Raymond Queneau, nato a Le Havre nel 1903, morto a Parigi nel 1976, ha partecipato attivamente al movimento surrealista ed è stato uno dei fondatori dell’Oulipo (Ouvroir de Littérature Potentielle), un bizzarro laboratorio dove Queneau, Paul Fornel, Georges Perec, Jacques Roubaud, Italo Calvino e tanti altri hanno sperimentato tutte le potenzialità del linguaggio. Queneau è autore di romanzi e racconti, in prosa e in versi (Il pantano, Odile, Quercia e cane, Pierrot amico mio, Zazie nel metrò, I fiori blu, Icaro involato) e capolavori di inventiva come Piccola cosmogonia portatile ed Esercizi di stile. Feltrinelli ha pubblicato Odile (1989) e Il diario intimo di Sally Mara (1950, 1993).

 

Curiosità

Nel precedente libro di Queneau Troppo buoni con le donne Sally Mara non è altro che uno pseudonimo. Nel secondo libro, Il diario intimo di tre anni dopo, Queneau la fa diventare un personaggio, anzi la protagonista del proprio diario. Sally è una diciottenne di Dublino che scrive a metà degli anni Trenta.

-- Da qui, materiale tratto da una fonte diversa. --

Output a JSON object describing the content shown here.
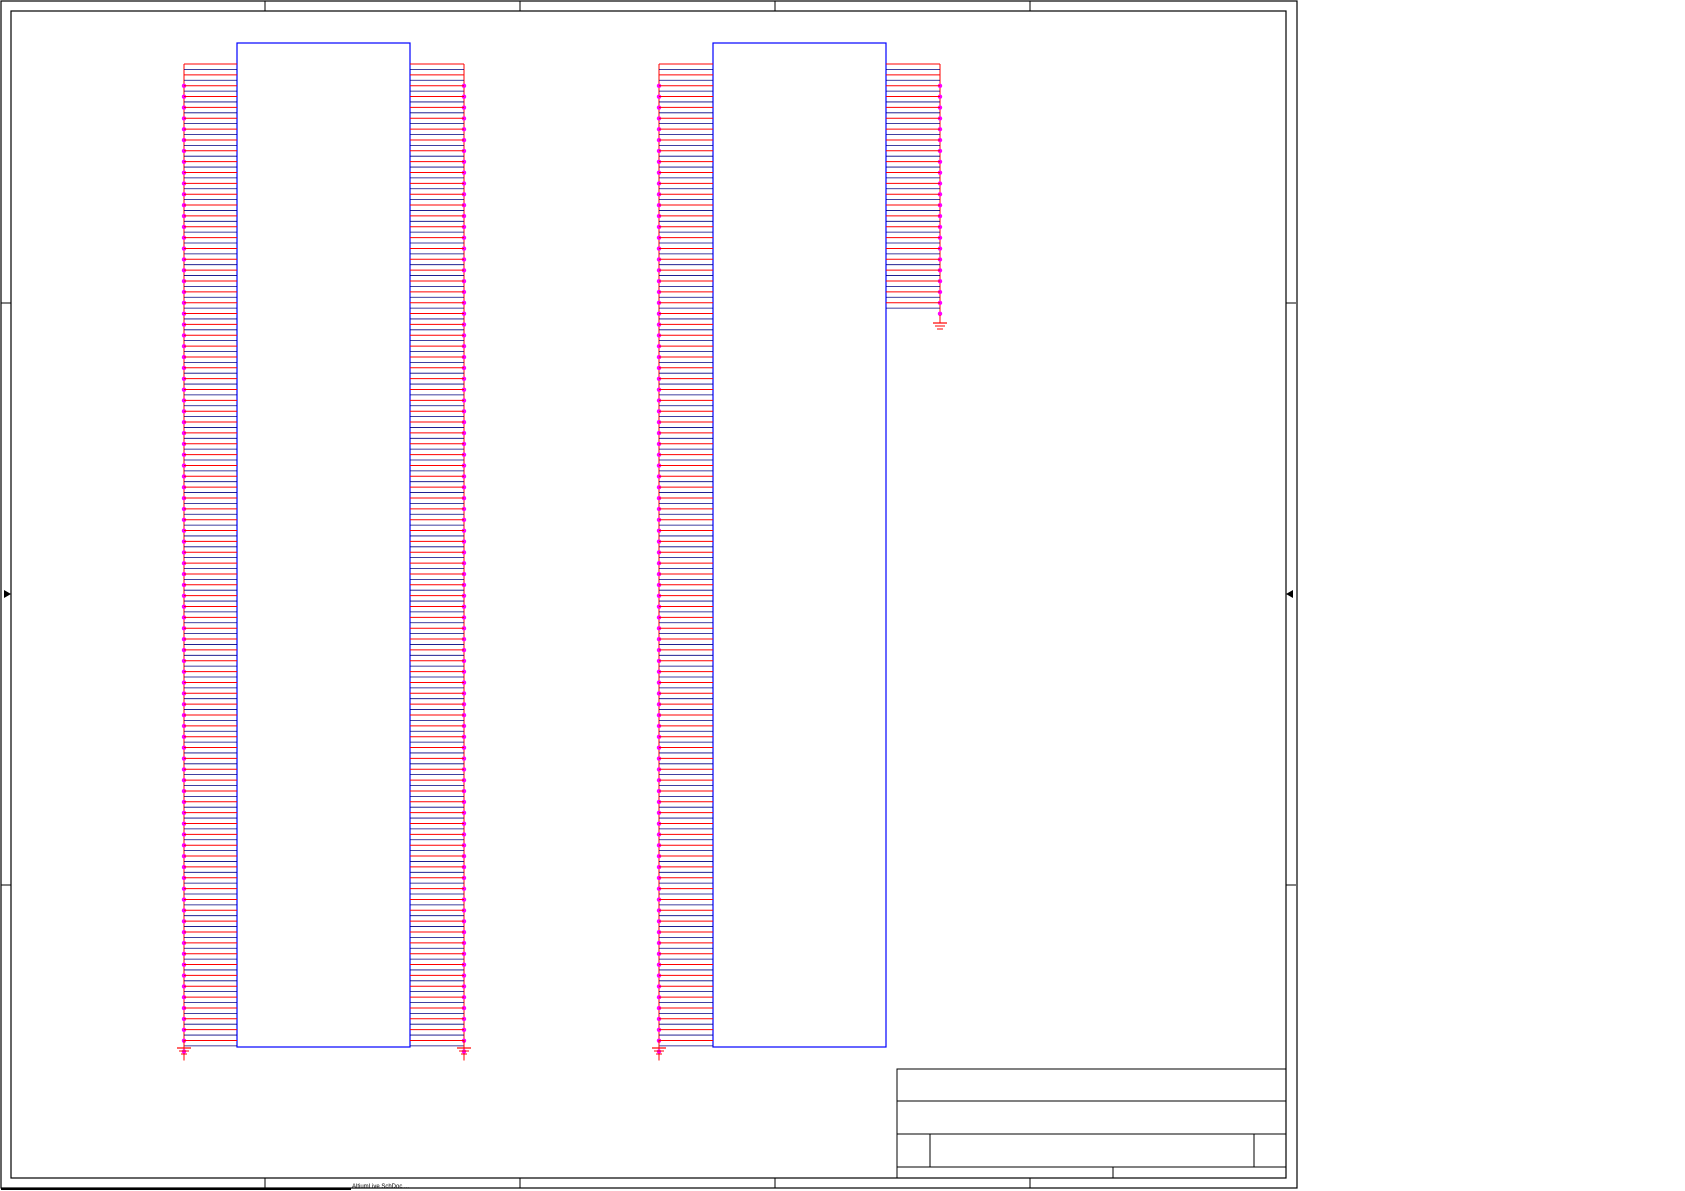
{
  "sheet": {
    "background": "#ffffff",
    "border_color": "#000000",
    "footer_text": "AltiumLive SchDoc  ..."
  },
  "colors": {
    "body": "#0000ff",
    "pin": "#ff0000",
    "wire": "#000080",
    "junction": "#ff00ff",
    "ground": "#ff0000",
    "frame": "#000000"
  },
  "components": [
    {
      "id": "connector-1",
      "left_pins": 90,
      "right_pins": 90
    },
    {
      "id": "connector-2",
      "left_pins": 90,
      "right_pins": 22
    }
  ],
  "symbols": {
    "ground_count": 4,
    "border_arrows": [
      "left-arrow-icon",
      "right-arrow-icon"
    ]
  },
  "title_block": {
    "title": "",
    "size": "",
    "number": "",
    "revision": "",
    "date": "",
    "file": "",
    "sheet": "",
    "drawn_by": ""
  }
}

Nel suo diario ci confida che vorrebbe scrivere un romanzo dal titolo Sempre troppo buone con gli uomini.

 

Recensioni

Il diario intimo di Sally Mara è un libro fuori dal mondo: ogni personaggio vive in universo che non è il nostro, con un modo di pensare decisamente fuori dal comune. Consiglierei questo libro a chi ama le battute di cattivo gusto.

Sofia, 19 anni

 

Il diario di Sally Mara è un romanzo particolare, fuori dagli schemi.  Racconta di una ragazza diciottenne, Sally alle prese con la scoperta di un nuovo mondo, riguardante le relazioni sentimentali e la propria sfera sessuale. È raccontato in modo molto ironico e bizzarro, anche grazie all'intento della protagonista di scrivere in una lingua diversa dalla sua e con cui è ancora alle prime armi. Ritengo questo diario una lettura leggera, divertente e ironica a riguardo a tematiche non poco importanti per la vita di tutti noi. 

Margherita, 17 anni

 

Il diario intimo di Sally Mara è un libro breve che descrive i pensieri più intimi della protagonista, la quale - nonostante i suoi 18 anni - pare avere delle idee molto confuse sui rapporti umani. Ho trovato la sua ingenuità a tratti divertente , a tratti eccessiva. Sembra inftti che Sally spesso agisca senza effettivamente sapere cosa sta facendo.